A smartphone screen showing the X app interface with new pinned AI-powered custom feed tabs for technology and finance topics.

Remember the last time you opened X and felt like you were drowning in content you never asked for? Politics when you wanted tech news. Celebrity drama when you were just trying to catch up on cricket scores. Sound familiar? Well, X just dropped something that might actually fix that — and honestly, it’s one of those features you’ll wonder how you lived without.

It’s called Custom Timelines, and it rolled out on April 21, 2026. Think of it like building your own little TV channel lineup, except instead of channels, you’re picking the topics you actually care about.

So how does it actually work?

Picture this: you open X on your phone, and right next to the “Following” tab, there’s a small “Add+” button sitting quietly. Tap it, and a whole menu of topics opens up — over 75 of them. We’re talking everything from Machine Learning and Cryptocurrency to K-pop, Vintage Cars, and Urban Planning. You pick the ones that matter to you, pin them, and boom — they show up as swipeable tabs right on your home screen.

You can pin up to 10 of these custom feeds. So maybe your lineup looks like: Technology, Cricket, Finance, Anime, and Fitness. Every time you open the app, those feeds are waiting for you, already loaded with relevant posts. No more hunting, no more scrolling through noise.

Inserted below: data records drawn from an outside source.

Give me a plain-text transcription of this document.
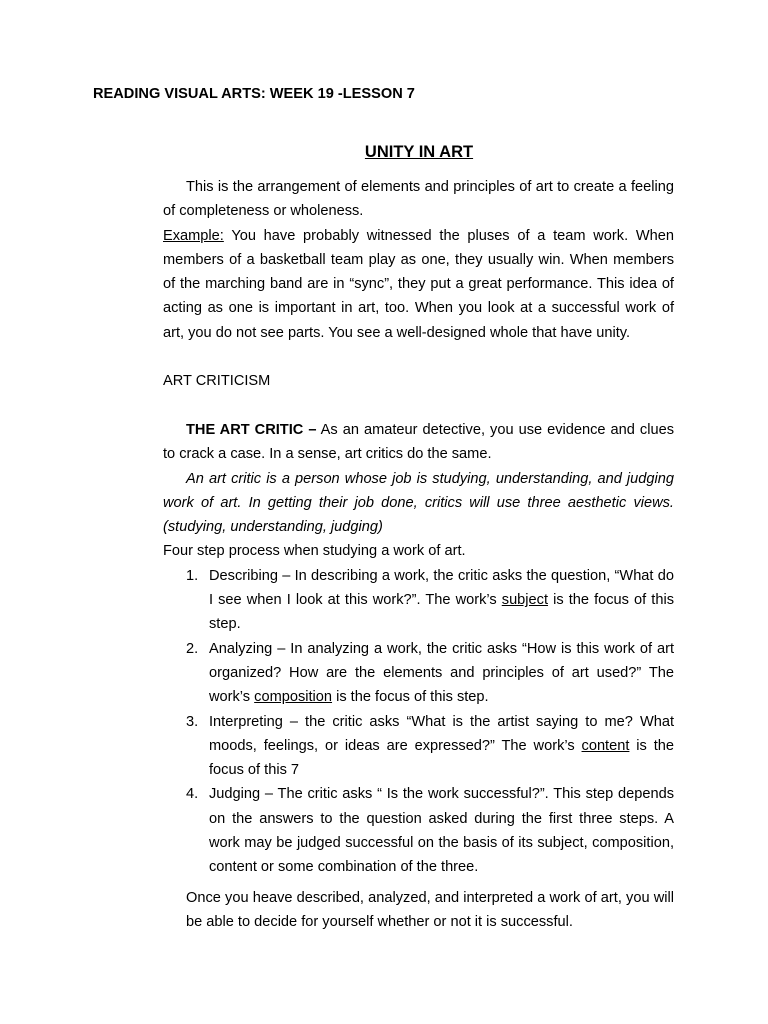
READING VISUAL ARTS: WEEK 19 -LESSON 7
UNITY IN ART

This is the arrangement of elements and principles of art to create a feeling of completeness or wholeness.

Example: You have probably witnessed the pluses of a team work. When members of a basketball team play as one, they usually win. When members of the marching band are in “sync”, they put a great performance. This idea of acting as one is important in art, too. When you look at a successful work of art, you do not see parts. You see a well-designed whole that have unity.

ART CRITICISM

THE ART CRITIC – As an amateur detective, you use evidence and clues to crack a case. In a sense, art critics do the same.

An art critic is a person whose job is studying, understanding, and judging work of art. In getting their job done, critics will use three aesthetic views. (studying, understanding, judging)

Four step process when studying a work of art.

1. Describing – In describing a work, the critic asks the question, “What do I see when I look at this work?”. The work’s subject is the focus of this step.
2. Analyzing – In analyzing a work, the critic asks “How is this work of art organized? How are the elements and principles of art used?” The work’s composition is the focus of this step.
3. Interpreting – the critic asks “What is the artist saying to me? What moods, feelings, or ideas are expressed?” The work’s content is the focus of this 7
4. Judging – The critic asks “ Is the work successful?”. This step depends on the answers to the question asked during the first three steps. A work may be judged successful on the basis of its subject, composition, content or some combination of the three.

Once you heave described, analyzed, and interpreted a work of art, you will be able to decide for yourself whether or not it is successful.
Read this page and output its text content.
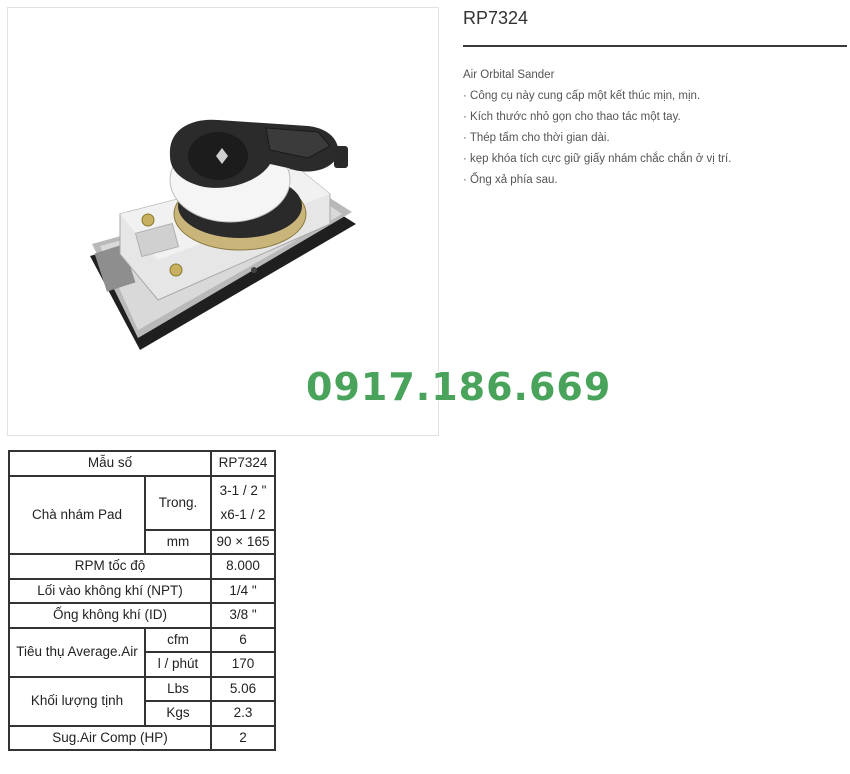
0917.186.669
RP7324
Air Orbital Sander
· Công cụ này cung cấp một kết thúc mịn, mịn.
· Kích thước nhỏ gọn cho thao tác một tay.
· Thép tấm cho thời gian dài.
· kẹp khóa tích cực giữ giấy nhám chắc chắn ở vị trí.
· Ống xả phía sau.
Mẫu số		RP7324
Chà nhám Pad	Trong.	3-1 / 2 "
x6-1 / 2

	mm	90 × 165
RPM tốc độ		8.000
Lối vào không khí (NPT)		1/4 "
Ống không khí (ID)		3/8 "
Tiêu thụ Average.Air	cfm	6
	l / phút	170
Khối lượng tịnh	Lbs	5.06
	Kgs	2.3
Sug.Air Comp (HP)		2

Here’s where it gets genuinely interesting — the AI behind it

X didn’t just slap a filter on some keyword search and call it a day. The whole thing runs on Grok 4.1, their in-house AI. And the smart part? It doesn’t just look for posts containing the word “cricket.” It actually understands what a post is about — even if nobody used the obvious words. It reads context, picks up on meaning, and figures out whether a post actually belongs in your feed.

It also watches how you interact. Lingering on a post for a few seconds, hitting repost, leaving a like — all of that quietly teaches the feed what you want more of. Over time, your timelines get sharper and more dialled-in. Early data suggests people are spending about 28% more time on these feeds compared to the old Lists feature, which tells you the AI is doing something right.

What about all that stuff you DON’T want to see?

X thought of that too. Alongside Custom Timelines, they launched something called Snooze Topics. Say you’re exhausted by election coverage or you just don’t want to see sports highlights for a day — you can hit snooze on that topic for 24, 48, or 72 hours, or even mute it indefinitely. It works on your main “For You” feed, giving you a bit of breathing room without permanently cutting anything off.

Think of Snooze Topics as the volume knob for your feed. Custom Timelines puts you in the driver’s seat; Snooze Topics keeps the backseat noise down.

Who can actually use this, and how do you get in?

Right now, it’s a Premium-only feature — covering all three tiers: Basic at $3/month, Premium at $8, and Premium+ at $16. If you’re on iOS or using X on a browser, you already have access. Android users got server-side access from April 23 onward, meaning no app update needed — it just appears.

Free users can peek at what these timelines look like but can’t pin anything. Classic “try before you buy” move.

Is it actually worth getting excited about?

Here’s the honest take: this feels like the feature X should have built years ago. The old Communities feature was quietly fading — engagement had dropped nearly 45% — and this looks like X’s answer to that problem. Instead of group spaces, they’re giving you personalized content rivers you can actually control.

It’s not perfect yet. You can’t build a completely custom topic from scratch — you’re choosing from X’s curated list. But with 75+ options and feeds that evolve with your habits, most people will find something that works.

If your current X experience feels messy and overwhelming, Custom Timelines is genuinely worth trying. Your feed should work for you — and this is the closest X has come to making that actually happen.